The South Valley Water Reclamation Facility (SVWRF) recently recognized the need to improve the way they gain access to plans and drawing information about infrastructure and utility systems at the facility campus. The Facility has to operate over 15 independent utility systems on an area of land approximately 80 acres. These systems include utility water, potable water, sewer, and irrigation utilities, effluent, waste, electrical, and communications among others. Most of the information at the facility is contained in a series of disconnected CAD drawings and paper records.
SVWRF is trying to manage a series of utility information that is often only on paper or in various CAD file formats. This does not allow information to be widely available to the operations personnel or even easily accessible by the engineers and others who need to see it. There is also discrepancy about what drawings are the most current and which set of information is correct. Some plans, for example, show utilities in locations where there is now a new building. The staff know the utilities have changed but are not sure which drawing is current and where to look for updated information. A map of the site with all of the data in a seamless database is needed to provide continuity to the information required.

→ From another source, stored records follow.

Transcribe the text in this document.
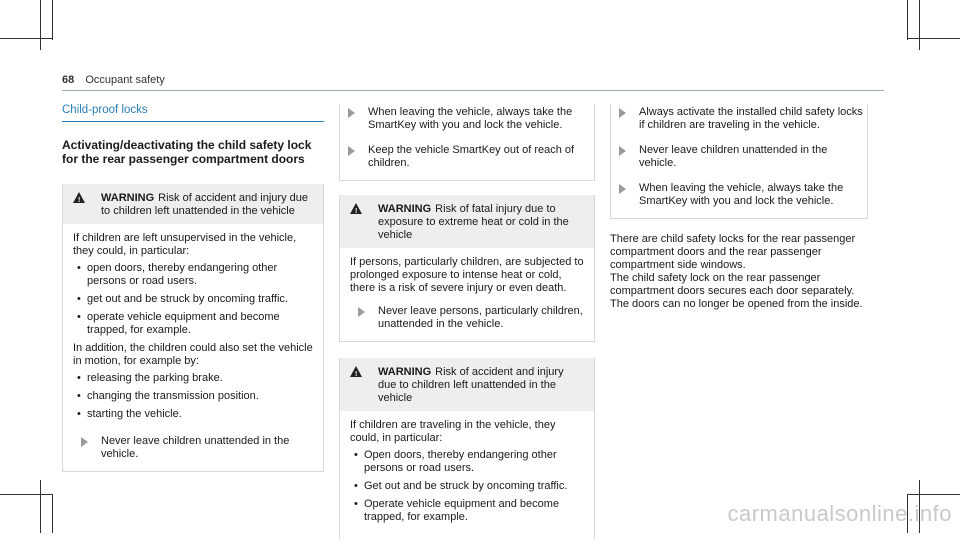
68 Occupant safety
Child-proof locks
Activating/deactivating the child safety lock for the rear passenger compartment doors
! WARNING Risk of accident and injury due to children left unattended in the vehicle

If children are left unsupervised in the vehicle, they could, in particular:

• open doors, thereby endangering other persons or road users.
• get out and be struck by oncoming traffic.
• operate vehicle equipment and become trapped, for example.

In addition, the children could also set the vehicle in motion, for example by:

• releasing the parking brake.
• changing the transmission position.
• starting the vehicle.
Never leave children unattended in the vehicle.
When leaving the vehicle, always take the SmartKey with you and lock the vehicle.
Keep the vehicle SmartKey out of reach of children.
! WARNING Risk of fatal injury due to exposure to extreme heat or cold in the vehicle

If persons, particularly children, are subjected to prolonged exposure to intense heat or cold, there is a risk of severe injury or even death.

Never leave persons, particularly children, unattended in the vehicle.
! WARNING Risk of accident and injury due to children left unattended in the vehicle

If children are traveling in the vehicle, they could, in particular:

• Open doors, thereby endangering other persons or road users.
• Get out and be struck by oncoming traffic.
• Operate vehicle equipment and become trapped, for example.
Always activate the installed child safety locks if children are traveling in the vehicle.
Never leave children unattended in the vehicle.
When leaving the vehicle, always take the SmartKey with you and lock the vehicle.

There are child safety locks for the rear passenger compartment doors and the rear passenger compartment side windows.

The child safety lock on the rear passenger compartment doors secures each door separately.

The doors can no longer be opened from the inside.

carmanualsonline.info
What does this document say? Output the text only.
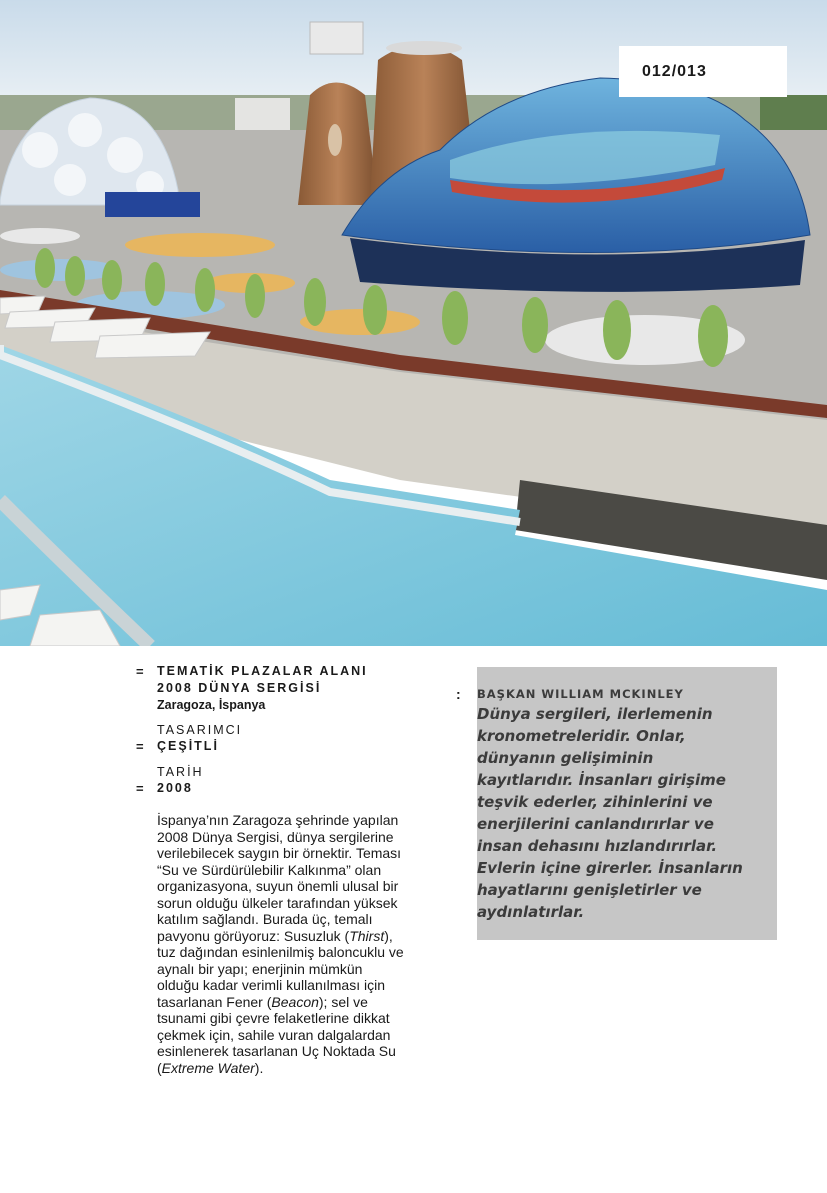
012/013
= TEMATİK PLAZALAR ALANI

2008 DÜNYA SERGİSİ

Zaragoza, İspanya

TASARIMCI

= ÇEŞİTLİ

TARİH

= 2008

İspanya’nın Zaragoza şehrinde yapılan 2008 Dünya Sergisi, dünya sergilerine verilebilecek saygın bir örnektir. Teması “Su ve Sürdürülebilir Kalkınma” olan organizasyona, suyun önemli ulusal bir sorun olduğu ülkeler tarafından yüksek katılım sağlandı. Burada üç, temalı pavyonu görüyoruz: Susuzluk (Thirst), tuz dağından esinlenilmiş baloncuklu ve aynalı bir yapı; enerjinin mümkün olduğu kadar verimli kullanılması için tasarlanan Fener (Beacon); sel ve tsunami gibi çevre felaketlerine dikkat çekmek için, sahile vuran dalgalardan esinlenerek tasarlanan Uç Noktada Su (Extreme Water).

: BAŞKAN WILLIAM MCKINLEY

Dünya sergileri, ilerlemenin kronometreleridir. Onlar, dünyanın gelişiminin kayıtlarıdır. İnsanları girişime teşvik ederler, zihinlerini ve enerjilerini canlandırırlar ve insan dehasını hızlandırırlar. Evlerin içine girerler. İnsanların hayatlarını genişletirler ve aydınlatırlar.
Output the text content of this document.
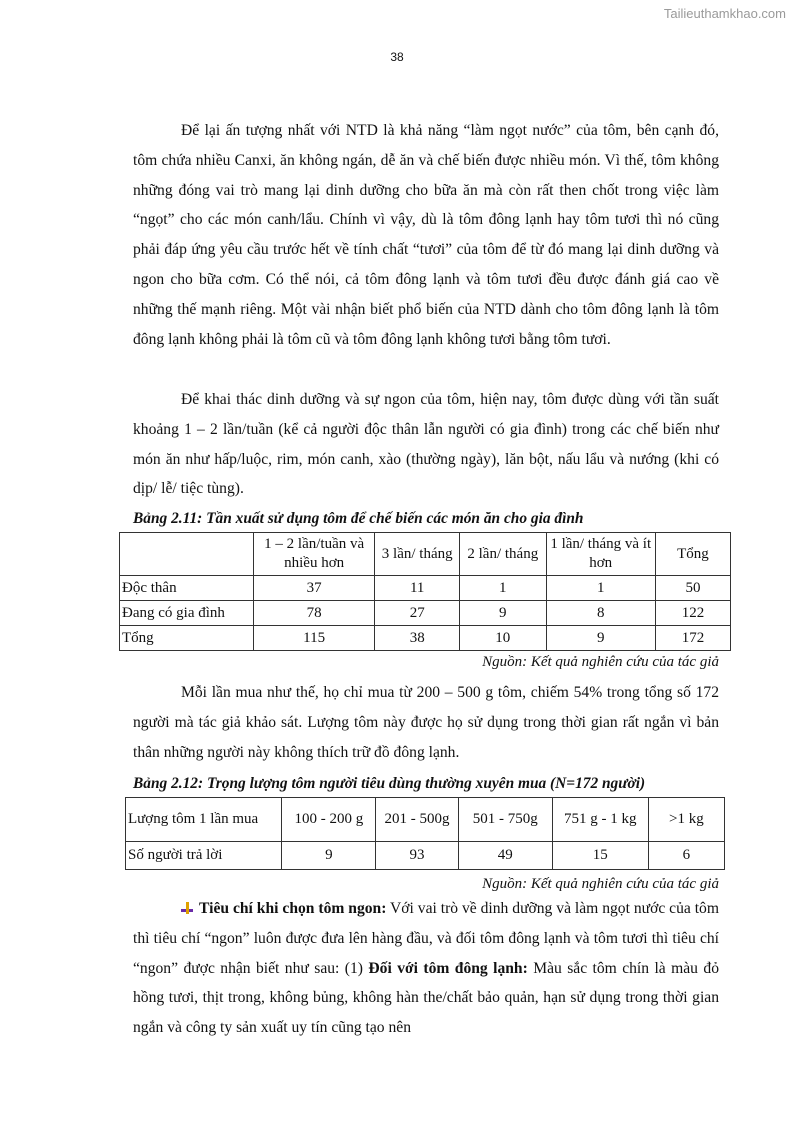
Tailieuthamkhao.com
38

Để lại ấn tượng nhất với NTD là khả năng “làm ngọt nước” của tôm, bên cạnh đó, tôm chứa nhiều Canxi, ăn không ngán, dễ ăn và chế biến được nhiều món. Vì thế, tôm không những đóng vai trò mang lại dinh dưỡng cho bữa ăn mà còn rất then chốt trong việc làm “ngọt” cho các món canh/lẩu. Chính vì vậy, dù là tôm đông lạnh hay tôm tươi thì nó cũng phải đáp ứng yêu cầu trước hết về tính chất “tươi” của tôm để từ đó mang lại dinh dưỡng và ngon cho bữa cơm. Có thể nói, cả tôm đông lạnh và tôm tươi đều được đánh giá cao về những thế mạnh riêng. Một vài nhận biết phổ biến của NTD dành cho tôm đông lạnh là tôm đông lạnh không phải là tôm cũ và tôm đông lạnh không tươi bằng tôm tươi.

Để khai thác dinh dưỡng và sự ngon của tôm, hiện nay, tôm được dùng với tần suất khoảng 1 – 2 lần/tuần (kể cả người độc thân lẫn người có gia đình) trong các chế biến như món ăn như hấp/luộc, rim, món canh, xào (thường ngày), lăn bột, nấu lẩu và nướng (khi có dịp/ lễ/ tiệc tùng).

Bảng 2.11: Tần xuất sử dụng tôm để chế biến các món ăn cho gia đình

	1 – 2 lần/tuần và nhiều hơn	3 lần/ tháng	2 lần/ tháng	1 lần/ tháng và ít hơn	Tổng
Độc thân	37	11	1	1	50
Đang có gia đình	78	27	9	8	122
Tổng	115	38	10	9	172

Nguồn: Kết quả nghiên cứu của tác giả

Mỗi lần mua như thế, họ chỉ mua từ 200 – 500 g tôm, chiếm 54% trong tổng số 172 người mà tác giả khảo sát. Lượng tôm này được họ sử dụng trong thời gian rất ngắn vì bản thân những người này không thích trữ đồ đông lạnh.

Bảng 2.12: Trọng lượng tôm người tiêu dùng thường xuyên mua (N=172 người)

Lượng tôm 1 lần mua	100 - 200 g	201 - 500g	501 - 750g	751 g - 1 kg	>1 kg
Số người trả lời	9	93	49	15	6

Nguồn: Kết quả nghiên cứu của tác giả

Tiêu chí khi chọn tôm ngon: Với vai trò về dinh dưỡng và làm ngọt nước của tôm thì tiêu chí “ngon” luôn được đưa lên hàng đầu, và đối tôm đông lạnh và tôm tươi thì tiêu chí “ngon” được nhận biết như sau: (1) Đối với tôm đông lạnh: Màu sắc tôm chín là màu đỏ hồng tươi, thịt trong, không bủng, không hàn the/chất bảo quản, hạn sử dụng trong thời gian ngắn và công ty sản xuất uy tín cũng tạo nên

The Facility is working with Gateway Mapping, Inc. (GMI) to establish an SQL database using Esri’s ArcSDE and ArcGIS for server technologies and then create a system map that shows each utility. While still in the stages of building the database, the end user experience will be a browser-based map application delivered through Portal for ArcGIS and available on every computer in the network at the facility. Elements from individual CAD drawings, PDFs and paper plans are being identified by utility and populated in the appropriate database structure. GMI has also used mapping grade Global Positioning System (GPS) surveying to collect any utility features available on the surface. The resource or mapping grade GPS has provided sub-foot accuracy for these locations, which was sufficient for the Facility. The GPS data is combined with the drawings mentioned above to increase the positional accuracy of the map and its features.
Through the project, GMI and SVWRF have established regular review meetings which are held every two weeks. This provides an opportunity to discuss questions and issues with the project team and resolve mapping conflicts. These questions are provided to facility staff prior to the meeting so that the plant managers can review and provide answers. This process has worked well in a face-to-face setting and through web meeting technology on other projects as well.
The SVWRF will now have an organized structure for the facility’s assets and infrastructure. Additionally, access to that information and each of the features on the map will be available to all of the staff and can be updated with a few clicks. Because of the power of GIS, the map becomes more than just a drawing.